Bei Einsatz eines Blaulichts im Straßenverkehr kommt es für die Beurteilung des Verhaltens als seinem äußeren Anschein nach hoheitlich auf die Umstände des Einzelfalls an. Zutreffend hat das Amtsgericht erkannt, dass ein Verkehrsteilnehmer aufgrund allgemeiner Lebenserfahrung aus der Verwendung eines Blaulichts grundsätzlich auf eine hoheitliche Tätigkeit schließt. Denn der überwiegende Teil der nach § 52 Abs. 3 StVZO mit blauen Kennleuchten zulässigerweise ausgestatteten Fahrzeuge wird bei Einsatzfahrten i.S.d. § 38 StVO im Rahmen hoheitlichen Handelns eingesetzt (so auch KGBerlin, Urteil vom 9. Januar 2013 - (4) 121 Ss 247/12 (304/12) -, [...]). Danach hätte es besonderer Umstände bedurft, die aus Sicht eines objektiven Beobachters ausnahmsweise eine hoheitliche Verwendung des Blaulichts ausschlossen. Hier wurde der Eindruck einer hoheitlichen Dienstfahrt mit einem Polizeifahrzeug jedoch zusätzlich gestützt durch die weiteren Feststellungen des Amtsgerichts zum äußeren Erscheinungsbild des Fahrzeugs, das silbergrau lackiert war und einen blauen Streifen an der Fahrzeugseite aufwies, der zudem bei Tatbegehung - anders als zum Zeitpunkt der Hauptverhandlung - noch nicht mit einem Werbeschriftzug versehen war.
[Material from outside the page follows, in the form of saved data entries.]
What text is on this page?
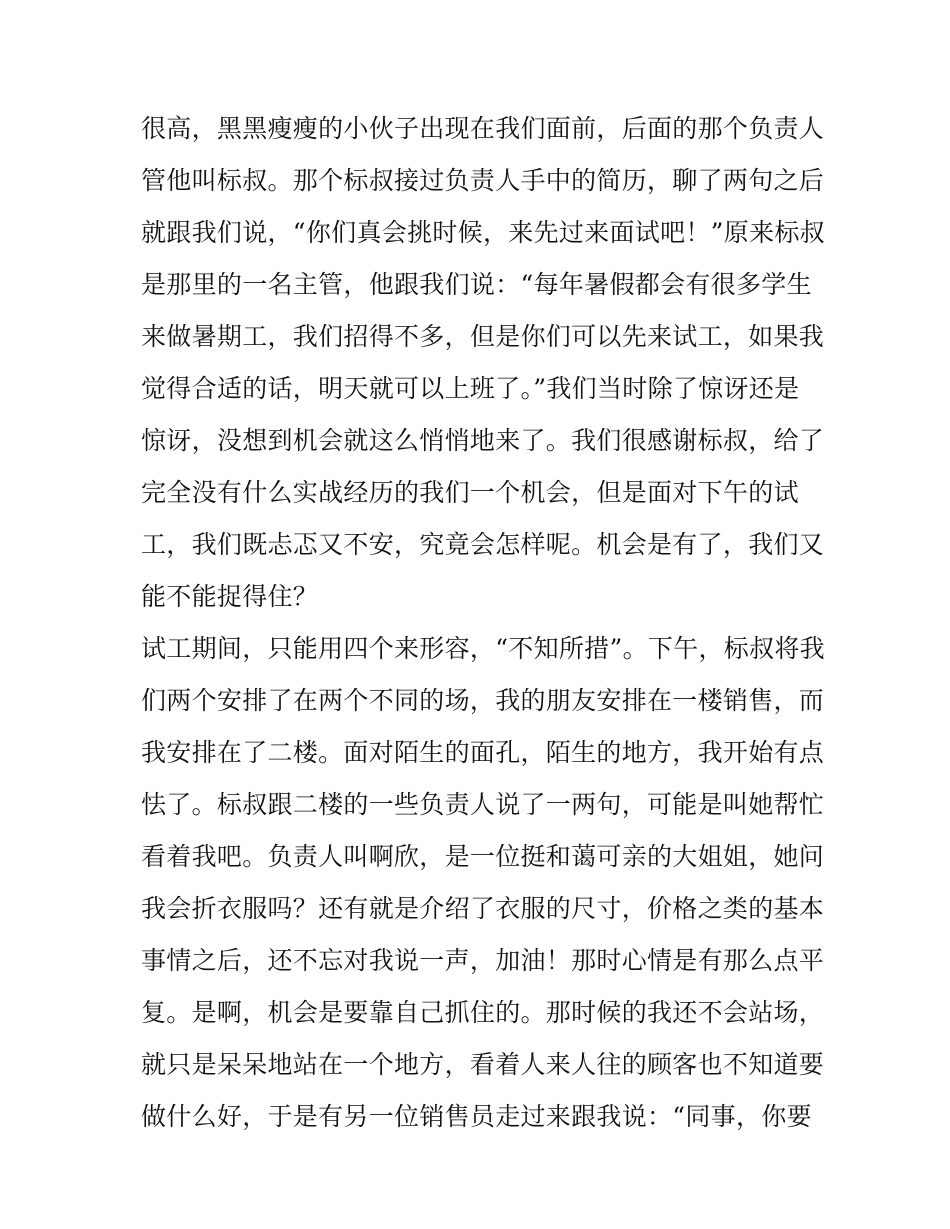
很高，黑黑瘦瘦的小伙子出现在我们面前，后面的那个负责人
管他叫标叔。那个标叔接过负责人手中的简历，聊了两句之后
就跟我们说，“你们真会挑时候，来先过来面试吧！”原来标叔
是那里的一名主管，他跟我们说：“每年暑假都会有很多学生
来做暑期工，我们招得不多，但是你们可以先来试工，如果我
觉得合适的话，明天就可以上班了。”我们当时除了惊讶还是
惊讶，没想到机会就这么悄悄地来了。我们很感谢标叔，给了
完全没有什么实战经历的我们一个机会，但是面对下午的试
工，我们既忐忑又不安，究竟会怎样呢。机会是有了，我们又
能不能捉得住？
试工期间，只能用四个来形容，“不知所措”。下午，标叔将我
们两个安排了在两个不同的场，我的朋友安排在一楼销售，而
我安排在了二楼。面对陌生的面孔，陌生的地方，我开始有点
怯了。标叔跟二楼的一些负责人说了一两句，可能是叫她帮忙
看着我吧。负责人叫啊欣，是一位挺和蔼可亲的大姐姐，她问
我会折衣服吗？还有就是介绍了衣服的尺寸，价格之类的基本
事情之后，还不忘对我说一声，加油！那时心情是有那么点平
复。是啊，机会是要靠自己抓住的。那时候的我还不会站场，
就只是呆呆地站在一个地方，看着人来人往的顾客也不知道要
做什么好，于是有另一位销售员走过来跟我说：“同事，你要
Unerheblich ist, dass nach den Feststellungen des Amtsgerichts der Zeuge POK F. auf das vom Angeklagten geführte Fahrzeug von einem Verkehrsteilnehmer aufmerksam gemacht wurde, der das Fahrzeug nach seinem Eindruck nicht für ein Polizeifahrzeug hielt. Für den Tatbestand des § 132 StGB reicht es aus, wenn die Handlung aus objektiver Sicht mit einer Diensthandlung verwechselt werden kann. Die Feststellungen des Amtsgerichts tragen hier die Annahme, dass das Verhalten objektiv zu einer Verwechslung mit hoheitlichem Handeln geeignet war. Dass einzelne Verkehrsteilnehmer einer solchen Verwechslung nicht unterlagen, ist demgegenüber unbeachtlich.

2. Ohne Rechtsfehler hat das Amtsgericht ferner aus der vom Zeugen F. bekundeten Äußerung des Angeklagten zur allgemeinen Motivation bei Verwendung des Blaulichts - Mahnung und Abschreckung der anderen Verkehrsteilnehmer - darauf geschlossen, dass der Angeklagte auch bei der Tat mit dieser Motivation handelte. Dies schließt die Feststellung mit ein, dass sich der Angeklagte bei der Tat insgesamt des äußeren Anscheins einer Diensthandlung bewusst war.

Die weiteren Rügen der Revision betreffen die Beweiswürdigung des Amtsgerichts, ohne einen Fehler in der Anwendung sachlichen Rechts aufzuzeigen.